Walnut Nutrition Data
According to USDA walnut nutrition data, a 1-ounce serving or 14 halves of walnuts provide you with 185 calories and 18.5 total grams of fat. This might seem like bad news, given the bad rep fat generally has.
However, the fat you get from walnuts and all other kinds of nuts is good fat, one of many walnuts benefits. The 18.5 grams of fat you get from 1 ounce of walnut halves consists of 2.53 grams of monounsaturated fat and 13.4 grams of polyunsaturated fat.

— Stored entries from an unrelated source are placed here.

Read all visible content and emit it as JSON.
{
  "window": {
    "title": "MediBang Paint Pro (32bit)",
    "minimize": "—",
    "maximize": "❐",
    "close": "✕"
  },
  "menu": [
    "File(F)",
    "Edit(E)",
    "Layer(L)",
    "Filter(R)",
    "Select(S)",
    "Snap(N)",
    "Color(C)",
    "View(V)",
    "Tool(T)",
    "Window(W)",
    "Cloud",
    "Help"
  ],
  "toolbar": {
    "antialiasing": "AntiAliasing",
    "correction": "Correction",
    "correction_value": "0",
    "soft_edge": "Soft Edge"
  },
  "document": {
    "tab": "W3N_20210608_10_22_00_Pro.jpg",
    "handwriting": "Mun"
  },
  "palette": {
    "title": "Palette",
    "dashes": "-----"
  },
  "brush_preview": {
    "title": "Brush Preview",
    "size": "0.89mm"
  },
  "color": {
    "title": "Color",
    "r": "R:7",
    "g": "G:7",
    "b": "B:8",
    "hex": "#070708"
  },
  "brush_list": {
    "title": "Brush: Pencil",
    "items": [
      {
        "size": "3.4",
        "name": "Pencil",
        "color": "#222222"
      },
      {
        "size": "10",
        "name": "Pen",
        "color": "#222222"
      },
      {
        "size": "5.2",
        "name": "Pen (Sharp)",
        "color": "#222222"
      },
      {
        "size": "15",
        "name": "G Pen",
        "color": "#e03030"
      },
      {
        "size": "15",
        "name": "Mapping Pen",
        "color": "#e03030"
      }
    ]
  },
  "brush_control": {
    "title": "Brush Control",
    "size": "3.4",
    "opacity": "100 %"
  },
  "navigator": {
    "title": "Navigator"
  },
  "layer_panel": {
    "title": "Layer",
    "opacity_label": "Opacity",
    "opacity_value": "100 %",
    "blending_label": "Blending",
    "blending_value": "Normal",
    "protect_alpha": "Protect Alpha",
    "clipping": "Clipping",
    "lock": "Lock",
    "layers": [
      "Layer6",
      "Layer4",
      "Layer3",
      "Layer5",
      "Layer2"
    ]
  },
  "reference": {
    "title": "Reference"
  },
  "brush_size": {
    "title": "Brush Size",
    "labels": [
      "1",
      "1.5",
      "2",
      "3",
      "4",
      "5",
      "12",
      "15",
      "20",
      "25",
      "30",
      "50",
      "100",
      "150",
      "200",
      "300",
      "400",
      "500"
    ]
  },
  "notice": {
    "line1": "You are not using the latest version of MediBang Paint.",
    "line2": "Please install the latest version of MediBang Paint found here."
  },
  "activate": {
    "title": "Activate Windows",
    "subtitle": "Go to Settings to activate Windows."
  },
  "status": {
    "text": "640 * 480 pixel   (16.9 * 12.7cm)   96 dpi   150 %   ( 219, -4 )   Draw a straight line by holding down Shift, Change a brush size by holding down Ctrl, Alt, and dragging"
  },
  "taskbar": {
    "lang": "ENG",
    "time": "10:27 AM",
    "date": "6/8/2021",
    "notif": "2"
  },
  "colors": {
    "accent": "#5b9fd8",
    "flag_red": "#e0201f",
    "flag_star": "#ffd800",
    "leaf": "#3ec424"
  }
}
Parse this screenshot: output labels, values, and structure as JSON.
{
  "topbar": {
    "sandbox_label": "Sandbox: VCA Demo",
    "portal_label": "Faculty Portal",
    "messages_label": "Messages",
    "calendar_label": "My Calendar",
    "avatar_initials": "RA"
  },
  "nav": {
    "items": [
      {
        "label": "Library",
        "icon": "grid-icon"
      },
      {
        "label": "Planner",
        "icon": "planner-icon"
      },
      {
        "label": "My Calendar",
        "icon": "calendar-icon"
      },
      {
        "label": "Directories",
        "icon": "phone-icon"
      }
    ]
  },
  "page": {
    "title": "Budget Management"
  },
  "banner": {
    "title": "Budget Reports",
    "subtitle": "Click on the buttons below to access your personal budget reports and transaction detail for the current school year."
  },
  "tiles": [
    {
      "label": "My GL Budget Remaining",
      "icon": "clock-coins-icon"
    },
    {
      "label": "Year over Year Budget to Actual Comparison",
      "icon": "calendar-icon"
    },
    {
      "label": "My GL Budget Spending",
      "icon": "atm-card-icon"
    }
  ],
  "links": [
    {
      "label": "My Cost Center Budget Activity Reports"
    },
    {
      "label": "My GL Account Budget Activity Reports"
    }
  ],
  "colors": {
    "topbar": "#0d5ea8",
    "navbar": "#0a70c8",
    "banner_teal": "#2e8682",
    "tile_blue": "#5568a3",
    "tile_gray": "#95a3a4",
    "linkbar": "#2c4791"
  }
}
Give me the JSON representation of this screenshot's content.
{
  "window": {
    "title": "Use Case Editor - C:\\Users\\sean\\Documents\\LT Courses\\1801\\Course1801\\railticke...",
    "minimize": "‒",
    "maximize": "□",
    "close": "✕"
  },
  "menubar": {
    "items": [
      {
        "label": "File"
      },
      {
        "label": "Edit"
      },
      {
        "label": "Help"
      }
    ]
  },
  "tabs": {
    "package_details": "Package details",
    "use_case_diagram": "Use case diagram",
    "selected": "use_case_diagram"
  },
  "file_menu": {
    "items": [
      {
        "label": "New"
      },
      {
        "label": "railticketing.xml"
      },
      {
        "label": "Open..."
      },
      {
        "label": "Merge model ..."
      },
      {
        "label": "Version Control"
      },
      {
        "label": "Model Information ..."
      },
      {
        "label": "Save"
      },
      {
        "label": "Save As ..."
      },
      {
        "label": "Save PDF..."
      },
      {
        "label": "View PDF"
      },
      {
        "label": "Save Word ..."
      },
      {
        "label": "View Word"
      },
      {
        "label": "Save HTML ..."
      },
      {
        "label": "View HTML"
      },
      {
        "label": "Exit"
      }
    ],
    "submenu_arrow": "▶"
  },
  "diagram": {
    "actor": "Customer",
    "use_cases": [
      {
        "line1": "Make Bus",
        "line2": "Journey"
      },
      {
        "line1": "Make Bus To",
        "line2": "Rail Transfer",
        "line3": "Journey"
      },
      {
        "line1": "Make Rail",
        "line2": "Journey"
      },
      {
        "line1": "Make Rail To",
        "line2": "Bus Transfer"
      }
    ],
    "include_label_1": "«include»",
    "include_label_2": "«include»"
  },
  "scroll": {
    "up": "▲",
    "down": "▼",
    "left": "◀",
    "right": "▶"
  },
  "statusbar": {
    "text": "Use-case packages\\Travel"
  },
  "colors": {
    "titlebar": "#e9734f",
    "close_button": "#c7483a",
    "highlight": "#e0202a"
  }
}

It's also interesting to note that walnuts are a very special kind of a nut when it comes to their omega-3 fatty acid content, which is another notable walnuts benefits. A 1-ounce serving of walnuts contains about 2.5 grams of omega-3 fatty acids, according to California Walnuts. This is the highest level of omega-3 fatty acids you'll find in any type of nut. Walnut's closest competitor, the pecan, has a surprising five times less.
One ounce of walnuts also provides you with 4.32 grams of protein, 3.89 grams of carbohydrates and 1.9 grams of fiber. The Mayo Clinic notes that fiber is essential to a healthy diet and that it can relieve or even prevent constipation and help you maintain a healthy weight, as well as lower your risk of heart disease, diabetes and some types of cancer.
Walnuts are quite valuable, in that they are the best source of a special group of antioxidants known as polyphenol antioxidants, adding to walnuts' list of benefits. There are about 1,558 to 1,625 milligrams of polyphenol antioxidants per 100 grams of raw walnuts, according to a 2015 review published in the British Journal of Nutrition.
When it comes to the minerals and vitamins, walnuts are significant sources of several. One ounce of walnut halves provides you with 0.45 milligrams of copper, 98.1 milligrams of phosphorous, 0.825 grams of iron and 0.152 milligrams of vitamin B6.
Copper is important for energy production, neurotransmission, iron metabolism and connective tissue maturation, according to the Linus Pauling Institute of Oregon State University. The Linus Pauling Institute also notes that phosphorous is important for bone mineralization, cell signaling and energy production and that vitamin B6 may help reduce the risk of cardiovascular disease and late-life depression.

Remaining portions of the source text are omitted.